Opening Statement: Subcommittee Chairman Rick Crawford General Farm Commodities & Risk Management Subcommittee: The Future of Farming: Technological Innovations, Opportunities, and Challenges for Producers
Washington, July 13, 2017
Remarks as prepared for delivery:
Thank you for joining us today.
Yesterday, the full committee held a productive discussion on how technology is influencing specialty crop production. Today, our subcommittee will explore how promising new information technologies and the increasing utilization of data in agriculture is influencing the future of farming.
It is a critical time for everyone involved in production agriculture as we face tough choices ahead. Given tight margins and a continued slump in prices at the farm gate, even routine, day-to-day decision-making can determine whether the farmer will turn an annual profit. These challenges in farm country underscore the importance of the decisions we make in the next Farm Bill, which we will have to write with fewer resources than we had the last go-round.
But as we begin to answer the tough questions, one thing's clear - for farmers and policymakers alike - technology plays an undeniably important role in how we address these challenges. The decisions we make surrounding data and agriculture technology will decide the future of farming in America and impact producers for years to come as technologies continue expanding and evolving.
This is the third hearing we've held in the last year-and-a-half related to big data and the ground is already quickly shifting. Big data is influencing planting decisions and optimizing yields, it gives farmers tools to more accurately assess soil health and water usage, and it's even cutting down on labor costs.
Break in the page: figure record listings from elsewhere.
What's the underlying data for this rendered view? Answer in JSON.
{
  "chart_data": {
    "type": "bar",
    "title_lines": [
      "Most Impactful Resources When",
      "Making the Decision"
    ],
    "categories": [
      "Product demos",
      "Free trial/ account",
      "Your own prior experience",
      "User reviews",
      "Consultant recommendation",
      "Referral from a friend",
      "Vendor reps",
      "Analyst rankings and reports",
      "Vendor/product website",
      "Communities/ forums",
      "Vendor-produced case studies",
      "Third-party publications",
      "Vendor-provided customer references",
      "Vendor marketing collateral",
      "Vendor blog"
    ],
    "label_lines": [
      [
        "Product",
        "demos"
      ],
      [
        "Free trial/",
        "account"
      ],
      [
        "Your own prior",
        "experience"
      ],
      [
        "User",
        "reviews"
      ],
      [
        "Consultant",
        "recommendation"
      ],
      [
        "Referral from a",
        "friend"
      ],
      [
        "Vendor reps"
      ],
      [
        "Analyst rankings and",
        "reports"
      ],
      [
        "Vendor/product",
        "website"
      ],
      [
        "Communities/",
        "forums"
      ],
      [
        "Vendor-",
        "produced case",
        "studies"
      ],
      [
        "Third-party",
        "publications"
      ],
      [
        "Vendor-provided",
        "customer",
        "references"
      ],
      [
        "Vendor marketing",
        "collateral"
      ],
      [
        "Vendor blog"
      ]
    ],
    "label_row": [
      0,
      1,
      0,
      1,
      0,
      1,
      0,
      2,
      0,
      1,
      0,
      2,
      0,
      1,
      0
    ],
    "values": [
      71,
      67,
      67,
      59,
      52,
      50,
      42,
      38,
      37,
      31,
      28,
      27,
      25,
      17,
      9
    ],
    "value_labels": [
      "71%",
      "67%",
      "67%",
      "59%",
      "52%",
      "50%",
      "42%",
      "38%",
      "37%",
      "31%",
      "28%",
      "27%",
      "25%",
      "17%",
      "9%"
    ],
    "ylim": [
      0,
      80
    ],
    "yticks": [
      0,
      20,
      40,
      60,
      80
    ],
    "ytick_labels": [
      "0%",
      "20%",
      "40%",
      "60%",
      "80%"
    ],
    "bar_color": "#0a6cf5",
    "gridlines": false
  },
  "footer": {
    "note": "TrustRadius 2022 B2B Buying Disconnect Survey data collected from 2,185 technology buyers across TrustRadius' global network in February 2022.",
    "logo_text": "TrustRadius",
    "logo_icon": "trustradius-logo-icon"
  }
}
Farmers are also quickly learning that smart investments in new technology will not only make them more efficient, but will also conserve resources and ensure their land will remain productive for generations to come. Finally, big data is making USDA farm programs more accurate, efficient and easier for farmers to navigate.
But while cutting-edge agriculture technology promises many benefits, there are also significant challenges to overcome. There continues to be considerable uncertainty in the legal and regulatory landscape. Farmers are justifiably concerned about the privacy and security of their data while questions loom over data ownership. Inadequate rural broadband access is also a significant barrier for many farmers who lack the high-speed internet needed to take full advantage of the innovations we are discussing today. And, as the industry continues making investments in its future, the federal government must keep pace to modernize and adapt to a rapidly changing environment.
Our distinguished witnesses here with us today will present some of the promising benefits of big data in agriculture, and will also enlighten us about how they are tackling the many challenges they're facing. I look forward to hearing their views as we assess the role of government in the modernization of agriculture. I believe this is key to ensuring that America remains the most abundant and affordable supplier of food and fiber in the world.